WE HAVE WHISTLEBLOWERS IN THE TRUMP ADMINISTRATION, WHY NOT IN ROBERT GARCIA’S?


—by Steven T. Bramble

If even certain employees inside the Trump White House are now finding it within themselves to live up to the public’s outcries to show backbone and personal responsibility in the face of blatant corruption by the most powerful figures in government, then it should be well past time for our own Long Beach city officials to do the same.

For instance, where were the whistleblowers four months ago when City Manager Pat West negotiated, and approved, the city’s renewed contract with the LB Police Officers Association completely out of the view of, and without any input from, the public? Included in the contract was dubious language crafted to be a work-around of California state police transparency laws, a gambit which now allows officers about whom pertinent public information has been requested to be personally informed five days prior to the records being released so that they may have an opportunity, as Mr. West revealed to the Beachcomber, to “file a legal action in court to prevent disclosure.” And not only this. Section IX of the contract also gives officers the right to know the name and/or organization of the person requesting information about them[1].

Given the city council’s recent voting behavior, along with donations made by the POA to them and the mayor, I think I can safely go out on a limb and offer an answer to the above question: any potential whistleblowers were securely tucked away in the pockets of the Police Officers Association.

Have a look for yourself. Despite tremendous public backlash against the language of Section IX, the legislation was passed by a vote of 7-1. Who was the one dissenting vote? Councilwoman Jeannine Pearce—the sole member of city council who has not accepted donations from the POA to her organization. If that seems suspiciously obvious and dialed-in, that’s because it is.

Of course, it’s not like the council’s strictly follow-the-money vote mattered, anyway—remember that the city manager had already implemented the new contract four months before the vote even took place. So we might wonder, then, why have a vote at all? The most likely reason is that, back in 2017, when the city was negotiating its previous contract with POA, the document was kept secret until after the council had already voted to approve it. In the years leading up to Trump’s election, it’s worth it to recall, LBPD was under intense public scrutiny by anti-police brutality organizations like Black Lives Matter over its multiple killings of unarmed citizens, and there was a strong push to keep track of financial ties between the city and police. After the city intentionally kept the 2017 contract under wraps, it faced not only outrage from activist groups aiding the families of victims, but also well-deserved criticism from the press.

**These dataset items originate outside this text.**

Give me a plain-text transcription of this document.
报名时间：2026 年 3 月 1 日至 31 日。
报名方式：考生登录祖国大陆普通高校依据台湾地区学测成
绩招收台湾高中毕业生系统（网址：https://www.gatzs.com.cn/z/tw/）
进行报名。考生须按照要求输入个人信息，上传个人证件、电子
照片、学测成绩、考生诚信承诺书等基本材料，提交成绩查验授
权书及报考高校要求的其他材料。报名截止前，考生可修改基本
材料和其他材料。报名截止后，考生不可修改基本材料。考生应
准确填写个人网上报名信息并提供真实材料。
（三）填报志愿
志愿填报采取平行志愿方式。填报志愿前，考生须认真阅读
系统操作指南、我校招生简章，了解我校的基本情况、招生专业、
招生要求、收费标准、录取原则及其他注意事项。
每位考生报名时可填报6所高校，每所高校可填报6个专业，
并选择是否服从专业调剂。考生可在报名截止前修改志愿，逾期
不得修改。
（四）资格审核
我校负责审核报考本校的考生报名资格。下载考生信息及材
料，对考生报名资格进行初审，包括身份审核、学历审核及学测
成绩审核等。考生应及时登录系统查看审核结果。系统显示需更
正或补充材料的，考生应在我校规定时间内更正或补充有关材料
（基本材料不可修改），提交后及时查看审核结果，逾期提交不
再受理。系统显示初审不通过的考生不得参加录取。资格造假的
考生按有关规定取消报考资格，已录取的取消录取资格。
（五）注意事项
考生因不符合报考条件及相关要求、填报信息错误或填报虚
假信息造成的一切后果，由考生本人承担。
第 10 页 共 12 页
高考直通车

So this time around they came packing a PR strategy: negotiate and approve the contract in secret, then gaslight the public by holding a show-vote to—again in Mr. West’s words—“memorialize” the legislation.

This is sloppy work by any standard, and it shines a disarming spotlight on the level of contempt that Mayor Garcia and his city manager—not to mention the POA-funded council—have had for the democratic process when it comes to policing.

Center Left: City Manager Pat West. Center Right: Police Chief Robert Luna. Photo Credit: Getty Images.

And let’s keep in mind that these complaints against LBPD by activist groups have hardly fallen out of a clear blue sky. In fact, as recently as 2015, the department was ranked as the fifth most deadly in the entire nation. And out of the top five most deadly in the nation, three were California cities. Out of the top ten, six. Yes, California has a problem with police violence, even during an era where violent crime rates have dropped far below that of police killings[2].

So now that the city’s contract with POA has been implemented in secret and “memorialized” by council, all but destroying the oversight process meant to prevent officer misconduct, what have we found out? We’ve found out that Mayor Garcia’s administration is just as willing to conduct the types of shady, middle-finger-to-the-democratic-process deals we have all grown accustomed to condemning over the course of the Trump presidency, and yet we allow our elected officials to behave the same way in our own city.

I’m willing to bet the manner in which the city approved the contract was probably technically legal, but it was also so categorically unethical and anti-democratic that it’s tough not to feel almost personally insulted. Without doubt, there will be much dispassionate jabbering coming from the mayor and councilmembers over the following weeks and months, but what they’ve done this time stinks so obviously that the only thing that could possibly justify them not getting booted out of office is voter apathy.

And yet, what is most disgusting is not careerist politicians acting careerist, but the failure of all the people close to this deal who had knowledge of it to raise their voices and, I don’t know, serve the public? Where are Long Beach’s whistleblowers? Cowering in fear of the Police Officers Association, it looks like, scared stiff of doing the right thing.